A Meta é acusada de ignorar os principais riscos à privacidade

A Meta está enfrentando mais uma controvérsia sobre privacidade - desta vez, de dentro do próprio WhatsApp. Attaullah Baig, ex-chefe de segurança do WhatsApp, entrou com uma ação judicial acusando a Meta de não proteger os dados dos usuários, de permitir o roubo generalizado de contas e de retaliar contra ele por ter levantado preocupações.

500.000 contas do WhatsApp roubadas diariamente?

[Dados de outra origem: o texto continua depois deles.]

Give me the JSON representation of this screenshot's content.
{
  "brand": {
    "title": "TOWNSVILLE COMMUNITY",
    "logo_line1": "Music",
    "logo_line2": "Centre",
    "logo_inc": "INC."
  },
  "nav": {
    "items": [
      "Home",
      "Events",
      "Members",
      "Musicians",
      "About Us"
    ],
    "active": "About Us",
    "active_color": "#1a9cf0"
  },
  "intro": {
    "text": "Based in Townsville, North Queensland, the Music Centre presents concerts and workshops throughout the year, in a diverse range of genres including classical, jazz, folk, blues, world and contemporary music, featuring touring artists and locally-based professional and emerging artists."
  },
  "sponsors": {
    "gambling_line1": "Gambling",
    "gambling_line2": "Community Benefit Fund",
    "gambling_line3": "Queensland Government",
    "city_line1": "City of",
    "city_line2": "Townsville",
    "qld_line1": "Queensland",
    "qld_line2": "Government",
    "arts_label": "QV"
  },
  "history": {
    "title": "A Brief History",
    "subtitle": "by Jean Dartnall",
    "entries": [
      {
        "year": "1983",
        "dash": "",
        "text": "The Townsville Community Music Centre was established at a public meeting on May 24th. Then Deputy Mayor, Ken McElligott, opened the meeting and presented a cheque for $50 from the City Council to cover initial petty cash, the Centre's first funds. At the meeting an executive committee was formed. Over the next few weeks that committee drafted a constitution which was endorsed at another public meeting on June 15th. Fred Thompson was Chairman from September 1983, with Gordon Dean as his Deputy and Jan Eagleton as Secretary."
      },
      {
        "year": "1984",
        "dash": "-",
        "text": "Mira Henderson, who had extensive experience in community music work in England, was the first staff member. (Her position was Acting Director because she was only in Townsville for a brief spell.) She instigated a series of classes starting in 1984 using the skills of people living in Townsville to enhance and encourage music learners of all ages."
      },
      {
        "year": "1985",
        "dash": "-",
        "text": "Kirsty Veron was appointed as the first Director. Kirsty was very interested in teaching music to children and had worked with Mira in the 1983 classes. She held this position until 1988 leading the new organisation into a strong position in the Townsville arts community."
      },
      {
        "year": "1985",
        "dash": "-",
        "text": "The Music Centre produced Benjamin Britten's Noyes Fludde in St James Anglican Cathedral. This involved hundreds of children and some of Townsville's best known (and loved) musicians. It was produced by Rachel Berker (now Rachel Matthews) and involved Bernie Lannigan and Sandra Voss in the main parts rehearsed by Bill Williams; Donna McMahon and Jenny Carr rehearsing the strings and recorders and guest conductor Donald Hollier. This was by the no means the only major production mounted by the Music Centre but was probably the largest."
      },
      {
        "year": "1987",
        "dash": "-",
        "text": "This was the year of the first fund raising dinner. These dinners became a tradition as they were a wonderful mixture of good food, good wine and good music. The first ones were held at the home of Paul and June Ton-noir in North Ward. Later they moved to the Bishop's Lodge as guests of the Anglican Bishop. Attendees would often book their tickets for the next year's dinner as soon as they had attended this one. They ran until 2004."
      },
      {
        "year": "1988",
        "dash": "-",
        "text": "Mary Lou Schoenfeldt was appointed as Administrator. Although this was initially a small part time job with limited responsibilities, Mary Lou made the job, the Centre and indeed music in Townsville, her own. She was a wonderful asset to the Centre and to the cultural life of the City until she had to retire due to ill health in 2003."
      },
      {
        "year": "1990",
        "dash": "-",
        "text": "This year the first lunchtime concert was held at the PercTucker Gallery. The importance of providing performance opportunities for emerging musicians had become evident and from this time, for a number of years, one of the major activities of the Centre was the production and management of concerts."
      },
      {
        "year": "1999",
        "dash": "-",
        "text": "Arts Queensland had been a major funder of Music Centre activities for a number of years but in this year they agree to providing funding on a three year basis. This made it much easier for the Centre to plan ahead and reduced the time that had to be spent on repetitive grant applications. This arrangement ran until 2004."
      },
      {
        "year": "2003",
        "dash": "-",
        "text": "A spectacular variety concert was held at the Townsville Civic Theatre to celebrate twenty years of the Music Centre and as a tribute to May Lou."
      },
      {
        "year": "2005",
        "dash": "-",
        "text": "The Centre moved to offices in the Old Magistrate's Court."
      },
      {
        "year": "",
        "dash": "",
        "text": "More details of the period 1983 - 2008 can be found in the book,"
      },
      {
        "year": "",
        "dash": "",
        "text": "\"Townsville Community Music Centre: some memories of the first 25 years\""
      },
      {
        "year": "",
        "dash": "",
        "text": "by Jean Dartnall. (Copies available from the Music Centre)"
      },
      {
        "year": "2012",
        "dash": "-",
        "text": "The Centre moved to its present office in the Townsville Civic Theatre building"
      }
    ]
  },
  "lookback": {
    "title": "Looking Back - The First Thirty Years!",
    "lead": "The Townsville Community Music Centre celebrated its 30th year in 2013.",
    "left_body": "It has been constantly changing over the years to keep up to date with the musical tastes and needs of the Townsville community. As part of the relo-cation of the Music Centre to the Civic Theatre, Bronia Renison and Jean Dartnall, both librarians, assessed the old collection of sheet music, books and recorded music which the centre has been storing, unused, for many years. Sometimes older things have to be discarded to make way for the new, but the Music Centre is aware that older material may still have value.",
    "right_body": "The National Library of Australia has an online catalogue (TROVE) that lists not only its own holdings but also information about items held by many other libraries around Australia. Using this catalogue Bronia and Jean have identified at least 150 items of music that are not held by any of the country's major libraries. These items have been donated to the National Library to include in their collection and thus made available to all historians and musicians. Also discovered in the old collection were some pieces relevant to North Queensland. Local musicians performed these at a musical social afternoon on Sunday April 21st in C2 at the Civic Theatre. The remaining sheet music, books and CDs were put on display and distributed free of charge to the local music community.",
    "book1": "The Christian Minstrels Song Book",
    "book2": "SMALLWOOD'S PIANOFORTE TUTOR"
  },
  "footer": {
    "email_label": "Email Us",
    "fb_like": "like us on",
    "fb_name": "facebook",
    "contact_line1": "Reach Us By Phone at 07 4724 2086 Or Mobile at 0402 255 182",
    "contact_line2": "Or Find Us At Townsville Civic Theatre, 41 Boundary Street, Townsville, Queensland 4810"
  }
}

Uma das afirmações mais alarmantes de Baig é que cerca de 500.000 contas do WhatsApp são sequestradas todos os dias. Apesar do marketing do WhatsApp sobre criptografia de ponta a ponta, Baig diz que o Meta não implementou as proteções necessárias para restaurar rapidamente as contas roubadas, deixando os usuários vulneráveis a fraudes, assédio e perda de dados.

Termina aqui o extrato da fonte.